田中 現代はIT社会とか、コンビニエンス社会とか言われていますが、それによって、ほんとうに人間らしい生活が享受されているかが問題です。むしろ、老人たちは疎外感、孤独感に陥っていると思います。阪神大震災のボランティア体験で、つくづく人と人とのコミュニケーションは、肌の温もりを感じる関係をメインにしなければならないと思ったのです。あふれるような物質は破壊と同時に終わりますが、人と人との確かなつながりは、物質中心に左右されません。

―― 今回の選挙で外から見ていて、お年寄たちが起ち上がったと感じましたが...。

田中 そうです。選挙カーで回っていて、今回はお年寄が家から飛び出して来て下さった。前回はモノ言えば唇寒し≠ニひっそりしていた人たちが、自由に自己表現されている姿を拝見して、私自身が勇気付けられ、嬉しくなりました。

―― 公約の中にある冬期五輪帳簿問題と、県議の渡し切りの視察旅行費の見直しを、どのように実行されますか。

田中 冬期五輪の帳簿問題は、知事直属委員会で公開討議します。関係部署の者が出席してこなければ、その理由を追及します。例えば健康上の理由の場合、診断書を書いた医師にも状況を説明してもらいます。
 視察費に関しては、来年の県議選までは彼らも大人しくしているでしょう。しかし新しい県議たちが従来通り予算を計上してくるのか、県民の厳しい目が監視します。県議の良識に期待しますが、期待に反した場合は、私が直接県民に訴えることになるでしょうね。

―― 公共事業依存体質の脱却策は、どのようにされますか。

田中 必要不必要を吟味した上で、工費の八割が県外企業に支払われるような発注の仕方を改めます。地域の業者が潤うようにします。入札制度を透明化するため、弁護士等が入った長野県公共工事入札等適正化委員会を設立しました。早くも談合バスターズ(破壊者)と業界を震撼させています。

―― 国は特別措置法をつくって、市町村合併を奨励していますが、知事のお考えは?

田中 国というよりも、自民党の選挙対策の意味合いが大きい。彼らは集票化に役立つと考えるのでしょうが、実際は周辺町村に新たな過疎化を招きますよ。愚かな勇気には驚いています。三つの市が合併すると首長が二人節約出来るなどとしていますが、現実は市職員の待遇は一番高い所に合わせ、サービスは一番低い水準になるのですから、納税者(市民)は浮かばれませんね。

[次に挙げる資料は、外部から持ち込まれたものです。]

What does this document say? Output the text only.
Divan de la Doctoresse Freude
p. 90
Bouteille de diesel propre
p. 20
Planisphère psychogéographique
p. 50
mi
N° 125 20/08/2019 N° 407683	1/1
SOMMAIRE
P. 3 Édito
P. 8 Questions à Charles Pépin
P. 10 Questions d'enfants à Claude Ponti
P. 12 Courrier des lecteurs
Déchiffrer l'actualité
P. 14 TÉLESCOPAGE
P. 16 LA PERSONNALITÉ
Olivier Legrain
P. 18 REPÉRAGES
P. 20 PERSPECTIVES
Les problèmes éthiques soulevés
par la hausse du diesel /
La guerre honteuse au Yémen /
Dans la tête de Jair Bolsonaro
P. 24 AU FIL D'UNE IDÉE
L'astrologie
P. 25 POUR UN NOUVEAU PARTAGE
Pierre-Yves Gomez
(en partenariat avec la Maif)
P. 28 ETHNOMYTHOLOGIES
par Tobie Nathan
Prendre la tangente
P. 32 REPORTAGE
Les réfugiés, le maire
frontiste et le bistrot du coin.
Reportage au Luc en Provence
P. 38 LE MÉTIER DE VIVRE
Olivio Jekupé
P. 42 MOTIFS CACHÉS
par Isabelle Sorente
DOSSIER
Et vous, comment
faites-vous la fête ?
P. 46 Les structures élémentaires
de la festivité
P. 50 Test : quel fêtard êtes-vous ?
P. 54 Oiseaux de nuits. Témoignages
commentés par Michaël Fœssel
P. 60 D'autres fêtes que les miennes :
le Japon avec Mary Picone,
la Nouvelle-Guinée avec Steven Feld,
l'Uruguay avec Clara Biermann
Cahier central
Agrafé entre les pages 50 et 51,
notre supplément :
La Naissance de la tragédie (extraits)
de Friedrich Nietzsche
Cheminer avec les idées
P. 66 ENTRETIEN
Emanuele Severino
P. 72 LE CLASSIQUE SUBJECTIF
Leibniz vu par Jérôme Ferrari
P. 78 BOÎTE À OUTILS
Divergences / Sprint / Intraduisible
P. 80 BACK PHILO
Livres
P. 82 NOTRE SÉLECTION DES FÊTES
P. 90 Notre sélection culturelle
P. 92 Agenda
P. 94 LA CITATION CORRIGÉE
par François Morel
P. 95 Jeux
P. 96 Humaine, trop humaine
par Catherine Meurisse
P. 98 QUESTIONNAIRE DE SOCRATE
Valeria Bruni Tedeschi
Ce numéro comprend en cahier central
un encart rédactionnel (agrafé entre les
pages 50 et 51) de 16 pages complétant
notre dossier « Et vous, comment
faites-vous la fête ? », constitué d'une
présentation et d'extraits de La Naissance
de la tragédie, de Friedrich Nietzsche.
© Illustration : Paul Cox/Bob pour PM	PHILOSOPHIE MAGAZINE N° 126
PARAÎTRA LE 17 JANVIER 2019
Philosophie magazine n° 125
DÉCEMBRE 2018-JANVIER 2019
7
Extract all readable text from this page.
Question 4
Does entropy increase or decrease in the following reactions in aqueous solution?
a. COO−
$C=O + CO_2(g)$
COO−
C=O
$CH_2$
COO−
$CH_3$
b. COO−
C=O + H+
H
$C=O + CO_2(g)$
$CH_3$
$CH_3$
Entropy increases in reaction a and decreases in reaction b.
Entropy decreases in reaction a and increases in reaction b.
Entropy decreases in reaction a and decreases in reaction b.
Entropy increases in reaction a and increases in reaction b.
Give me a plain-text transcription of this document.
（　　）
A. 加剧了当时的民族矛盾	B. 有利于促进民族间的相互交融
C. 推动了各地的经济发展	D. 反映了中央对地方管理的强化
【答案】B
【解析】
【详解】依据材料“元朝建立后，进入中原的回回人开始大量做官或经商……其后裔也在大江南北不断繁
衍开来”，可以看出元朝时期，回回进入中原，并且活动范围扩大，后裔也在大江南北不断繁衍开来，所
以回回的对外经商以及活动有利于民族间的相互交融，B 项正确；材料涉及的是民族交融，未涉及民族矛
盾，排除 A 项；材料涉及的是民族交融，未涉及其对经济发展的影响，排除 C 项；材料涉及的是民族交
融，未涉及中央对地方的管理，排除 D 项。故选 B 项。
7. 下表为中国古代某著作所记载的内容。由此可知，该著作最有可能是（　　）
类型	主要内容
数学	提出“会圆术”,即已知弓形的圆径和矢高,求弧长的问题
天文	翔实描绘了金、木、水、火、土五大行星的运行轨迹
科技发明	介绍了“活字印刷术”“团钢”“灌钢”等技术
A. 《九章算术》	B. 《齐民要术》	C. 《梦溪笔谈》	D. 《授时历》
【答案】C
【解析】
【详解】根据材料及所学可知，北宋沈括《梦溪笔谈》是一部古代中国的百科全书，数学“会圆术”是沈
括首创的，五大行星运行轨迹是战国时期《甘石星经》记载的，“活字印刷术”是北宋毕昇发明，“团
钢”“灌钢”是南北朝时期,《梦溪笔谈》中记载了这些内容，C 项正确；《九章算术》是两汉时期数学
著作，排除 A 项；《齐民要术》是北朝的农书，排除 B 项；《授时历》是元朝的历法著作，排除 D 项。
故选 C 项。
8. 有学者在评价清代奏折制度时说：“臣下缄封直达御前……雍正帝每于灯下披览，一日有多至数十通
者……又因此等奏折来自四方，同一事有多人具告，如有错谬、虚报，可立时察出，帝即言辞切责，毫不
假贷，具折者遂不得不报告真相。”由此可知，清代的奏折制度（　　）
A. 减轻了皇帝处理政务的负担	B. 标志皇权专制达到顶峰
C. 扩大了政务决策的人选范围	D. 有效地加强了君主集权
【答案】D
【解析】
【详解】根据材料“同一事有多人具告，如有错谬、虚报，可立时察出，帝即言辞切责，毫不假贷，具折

―― 全国ワースト二位とも言われる県財政を引き継いで、どのように建て直しますか。

田中 王道はありませんね。国から予算がつくからやるとか、他力本願的なことはやりません。あくまで県民本位に、地域の活性化、生きがいを呼び起こすような事業を地道にやっていきます。県民が大変な時に県職員の待遇は従来通りでいいのか、時代にマッチするように見直していきます。

―― 知事選後の塩尻市長選挙に見られるように、親田中現象にどう呼応していきますか。

田中 よく田中新党を旗上げするかなどと尋ねられますが、そんなことは考えておりません。あくまで人物本位でしょう。もう県民の方がお先に失礼≠ニ先を行っていますよ。中央の偉い人の推薦があるとか、公党や団体に支持を受けているとかでは、もう県民に選ばれません。私と親しいという理由だけではダメで、本人の議員資質、情熱などで判断されるべきです。